It’s important to get the medicine and the science right, but we must not lose sight of that human connection between patient and caregiver, emphasized Robert K. Massie, Jr, PhD, MA, of the Society for Progress. Massie will speak during the virtual ASH meeting.
It’s important to get the medicine and the science right, but we must not lose sight of that human connection between patient and caregiver, emphasized Robert K. Massie, Jr, PhD, MA, of the Society for Progress, who has also been an Episcopal minister; a professor at Harvard Divinity School; a nonprofit CEO, specializing on environmental questions; the author of 3 books; and a former Democratic candidate for governor of Massachusetts. Massie was born with severe factor VIII hemophilia in August 1956, later contracting HIV in 1978, as well as hepatitis C. Massie is speaking at this year's meeting of the American Society of Hematology.
How can physicians better focus on their patients’ journeys with these diseases instead of being hyperfocused on clinical outcomes, whether setbacks or leaps forward?
Well, the first thing I would like to say is that we've seen a lot of improvement over the last 40 or 50 years. You know, when I was young, and I don't want to blame any individual person, the procedures and the rules were often pretty brutal. To give you an example, I was often taken away from my parents when I was 2 years old and had things like a lumbar puncture or infusions and then just dropped in a bed, and my mother's down the hall trying to get back to me, and I'm crying and miserable.
And there were rules: you weren't allowed to see your children, were not allowed to spend the night with them. This was an unnecessarily brutal system for an understanding of science—a very limited understanding of science. Now, over time, we have seen medical schools, nursing schools, many other people try to ask that question about what is the patient's perspective.
Now, it's still hard. And I have some sympathy, having watched friends of mine become doctors—I thought about becoming a doctor—and watching their training. And of course, the first thing that a physician in training wants to do is to get the science right and the medicine right. There is a lot of stuff to know. So it's very easy to get caught up in the details of a particular case or situation, and especially if you're sleep deprived, as so many young doctors are. So there can be a very deep, and sometimes excessive, focus on the technical side, although of course, I don't know any patient who wants the doctors to screw up technically.

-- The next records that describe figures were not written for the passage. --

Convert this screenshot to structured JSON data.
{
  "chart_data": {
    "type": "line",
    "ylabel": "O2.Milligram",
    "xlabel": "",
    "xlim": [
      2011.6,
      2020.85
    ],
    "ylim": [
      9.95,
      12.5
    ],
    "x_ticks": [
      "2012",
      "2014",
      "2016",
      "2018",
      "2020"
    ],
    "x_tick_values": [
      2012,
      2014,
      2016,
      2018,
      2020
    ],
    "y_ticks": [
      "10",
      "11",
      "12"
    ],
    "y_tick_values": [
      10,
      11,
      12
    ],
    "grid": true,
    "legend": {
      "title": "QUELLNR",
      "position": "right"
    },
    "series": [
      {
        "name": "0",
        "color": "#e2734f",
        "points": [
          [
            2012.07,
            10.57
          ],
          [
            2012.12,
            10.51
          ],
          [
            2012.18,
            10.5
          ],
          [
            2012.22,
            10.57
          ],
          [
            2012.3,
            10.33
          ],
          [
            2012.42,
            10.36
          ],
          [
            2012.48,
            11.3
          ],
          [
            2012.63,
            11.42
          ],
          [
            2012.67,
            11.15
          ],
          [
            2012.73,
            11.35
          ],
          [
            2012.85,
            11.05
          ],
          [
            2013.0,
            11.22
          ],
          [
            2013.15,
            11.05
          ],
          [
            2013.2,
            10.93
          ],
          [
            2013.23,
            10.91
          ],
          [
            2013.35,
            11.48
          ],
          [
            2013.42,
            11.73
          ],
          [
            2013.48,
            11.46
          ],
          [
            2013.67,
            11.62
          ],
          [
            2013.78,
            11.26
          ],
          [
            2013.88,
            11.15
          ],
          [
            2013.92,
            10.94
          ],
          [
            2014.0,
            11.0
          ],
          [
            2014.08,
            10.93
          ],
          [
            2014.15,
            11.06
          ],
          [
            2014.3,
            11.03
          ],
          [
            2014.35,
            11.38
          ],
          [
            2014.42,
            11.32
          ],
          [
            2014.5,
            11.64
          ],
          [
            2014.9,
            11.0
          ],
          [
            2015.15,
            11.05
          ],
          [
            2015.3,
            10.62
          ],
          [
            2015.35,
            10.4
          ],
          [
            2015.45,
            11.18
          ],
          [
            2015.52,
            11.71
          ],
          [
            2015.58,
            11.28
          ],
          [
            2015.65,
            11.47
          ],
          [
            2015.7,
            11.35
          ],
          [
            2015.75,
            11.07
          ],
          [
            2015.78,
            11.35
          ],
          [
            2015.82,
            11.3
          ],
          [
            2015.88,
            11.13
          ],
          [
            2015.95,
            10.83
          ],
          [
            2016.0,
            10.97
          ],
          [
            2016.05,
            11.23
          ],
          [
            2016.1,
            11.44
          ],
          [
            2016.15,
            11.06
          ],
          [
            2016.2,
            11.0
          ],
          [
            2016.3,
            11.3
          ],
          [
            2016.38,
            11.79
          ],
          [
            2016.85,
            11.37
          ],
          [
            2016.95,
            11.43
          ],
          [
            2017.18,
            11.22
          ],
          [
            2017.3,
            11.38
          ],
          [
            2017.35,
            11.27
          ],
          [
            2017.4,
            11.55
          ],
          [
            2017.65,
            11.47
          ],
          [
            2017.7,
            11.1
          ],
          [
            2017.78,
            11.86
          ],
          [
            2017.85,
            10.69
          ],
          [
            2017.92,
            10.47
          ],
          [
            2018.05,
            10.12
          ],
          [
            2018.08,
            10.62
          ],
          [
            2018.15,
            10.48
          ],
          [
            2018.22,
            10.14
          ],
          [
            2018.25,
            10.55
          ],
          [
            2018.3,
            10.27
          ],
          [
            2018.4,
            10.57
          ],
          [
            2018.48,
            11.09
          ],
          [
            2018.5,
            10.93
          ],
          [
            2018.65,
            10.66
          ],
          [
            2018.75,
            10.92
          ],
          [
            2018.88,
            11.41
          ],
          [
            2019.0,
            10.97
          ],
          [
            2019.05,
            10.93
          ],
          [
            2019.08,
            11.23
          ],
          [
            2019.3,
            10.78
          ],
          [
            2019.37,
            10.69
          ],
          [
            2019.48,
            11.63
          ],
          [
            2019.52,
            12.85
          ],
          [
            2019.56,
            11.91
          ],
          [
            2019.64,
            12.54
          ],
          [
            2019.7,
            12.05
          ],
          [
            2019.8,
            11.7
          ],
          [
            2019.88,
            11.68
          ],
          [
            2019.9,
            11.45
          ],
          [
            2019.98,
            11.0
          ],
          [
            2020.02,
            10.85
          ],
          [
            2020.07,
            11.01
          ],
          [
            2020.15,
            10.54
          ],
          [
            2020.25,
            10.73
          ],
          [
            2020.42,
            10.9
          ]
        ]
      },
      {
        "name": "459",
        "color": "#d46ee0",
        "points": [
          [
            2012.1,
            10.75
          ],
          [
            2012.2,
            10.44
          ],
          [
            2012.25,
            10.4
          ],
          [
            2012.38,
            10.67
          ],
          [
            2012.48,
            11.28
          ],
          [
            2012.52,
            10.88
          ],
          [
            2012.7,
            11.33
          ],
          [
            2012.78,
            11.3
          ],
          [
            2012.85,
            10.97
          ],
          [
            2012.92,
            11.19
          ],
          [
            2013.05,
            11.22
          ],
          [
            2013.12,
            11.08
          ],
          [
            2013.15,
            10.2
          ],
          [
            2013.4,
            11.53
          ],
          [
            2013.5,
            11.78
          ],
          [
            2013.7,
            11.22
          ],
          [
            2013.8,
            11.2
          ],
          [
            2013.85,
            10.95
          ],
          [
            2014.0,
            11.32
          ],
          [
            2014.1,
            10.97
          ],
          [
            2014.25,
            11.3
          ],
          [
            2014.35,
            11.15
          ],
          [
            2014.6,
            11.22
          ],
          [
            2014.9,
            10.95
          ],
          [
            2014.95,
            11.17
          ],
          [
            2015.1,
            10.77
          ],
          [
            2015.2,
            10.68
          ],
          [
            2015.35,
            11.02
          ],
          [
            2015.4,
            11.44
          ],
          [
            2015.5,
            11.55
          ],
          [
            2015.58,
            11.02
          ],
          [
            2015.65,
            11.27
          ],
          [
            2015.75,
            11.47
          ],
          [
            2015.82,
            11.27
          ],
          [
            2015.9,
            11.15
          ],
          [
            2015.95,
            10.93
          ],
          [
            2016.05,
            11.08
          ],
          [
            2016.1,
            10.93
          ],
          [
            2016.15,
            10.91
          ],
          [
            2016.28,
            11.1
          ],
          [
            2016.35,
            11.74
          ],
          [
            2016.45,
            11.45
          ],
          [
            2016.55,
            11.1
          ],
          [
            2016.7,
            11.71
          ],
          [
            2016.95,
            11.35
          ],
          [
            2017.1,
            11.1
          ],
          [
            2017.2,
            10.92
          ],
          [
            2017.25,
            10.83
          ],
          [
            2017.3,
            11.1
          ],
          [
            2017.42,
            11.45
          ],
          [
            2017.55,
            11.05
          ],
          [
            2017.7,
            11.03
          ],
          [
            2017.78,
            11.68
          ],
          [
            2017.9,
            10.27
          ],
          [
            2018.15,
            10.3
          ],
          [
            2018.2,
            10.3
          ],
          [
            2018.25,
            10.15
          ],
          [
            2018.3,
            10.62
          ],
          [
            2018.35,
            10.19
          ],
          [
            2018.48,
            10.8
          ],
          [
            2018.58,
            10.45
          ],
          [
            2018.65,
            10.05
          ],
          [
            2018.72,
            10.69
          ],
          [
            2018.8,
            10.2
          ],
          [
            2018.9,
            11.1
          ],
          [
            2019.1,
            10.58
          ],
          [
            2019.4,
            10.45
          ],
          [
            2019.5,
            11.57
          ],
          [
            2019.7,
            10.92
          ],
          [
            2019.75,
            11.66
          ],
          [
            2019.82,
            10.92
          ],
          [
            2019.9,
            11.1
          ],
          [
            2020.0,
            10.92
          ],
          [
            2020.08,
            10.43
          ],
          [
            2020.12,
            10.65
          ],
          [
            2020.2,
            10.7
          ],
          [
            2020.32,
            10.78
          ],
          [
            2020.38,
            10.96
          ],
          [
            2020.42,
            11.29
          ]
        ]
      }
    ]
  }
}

However, one of the very important pieces that we now know is that healing comes from a lot of different things. And one of them is from a human connection between a patient and a caregiver. Not one that weighs people down and invades people's personal lives and starts to cross boundaries that shouldn't be crossed. But just the understanding that everybody in the room, so to speak, is a human being with uncertainties, with anxieties. Particularly, patients who are looking as best they can, sometimes with very limited training, for whatever signal of hope or clarity they can get.
And doctors can often provide that simply by slowing down and just sitting with a patient for a few minutes—I know they’re under tremendous pressure—and saying things like, “You know, I know this is really difficult. We're going to do everything we can. I want to be sure all your questions are answered.” Just something that personalizes it. The very best doctors I've had gave me their personal phone numbers, and with the knowledge that I respected them so much and respected their time that I almost never use these. It was really only in a very rare case of medical or psychological crisis that I would ever call. But that sense of connection that you have is very powerful.
One of the things I would strongly urge is that doctors and those training—all medical people—take the time to have their students read about or watch things that would allow them to understand. Way back in 1975, when I was only 18 years old, my parents wrote a book called Journey, which was written by the 2 of them in alternating chapters with their different voices—mother's perspective, father's perspective—about what it was like to raise a child with a severe genetic illness in the late 1950s, '60s, early '70s.
This book had a huge impact. And for many, many years, I used to run into people, particularly nurses, but also doctors, who would say, “Oh, I read about you. I read about your parents when I was in training.” And there's no question that just that one book help people realize what it's like to be shuffled between different doctors’ offices who speak different languages, and where there's huge amount of uncertainty with a wide range of personalities, and you name it. Now, fortunately, there are quite a few such books and so forth.
The reality is, there's plenty to learn, and it's not that hard anymore. You just have to have the desire to know and the willingness to ask questions of people, and to understand. And I think [the] older doctors become, they realize that even with the extraordinary powers of science, there's only so much anybody can do. And the final connection that allows us to deal with our fragility and, ultimately, our mortality is the human connection. And that's something I hope no person engaged in medical caregiving ever forgets.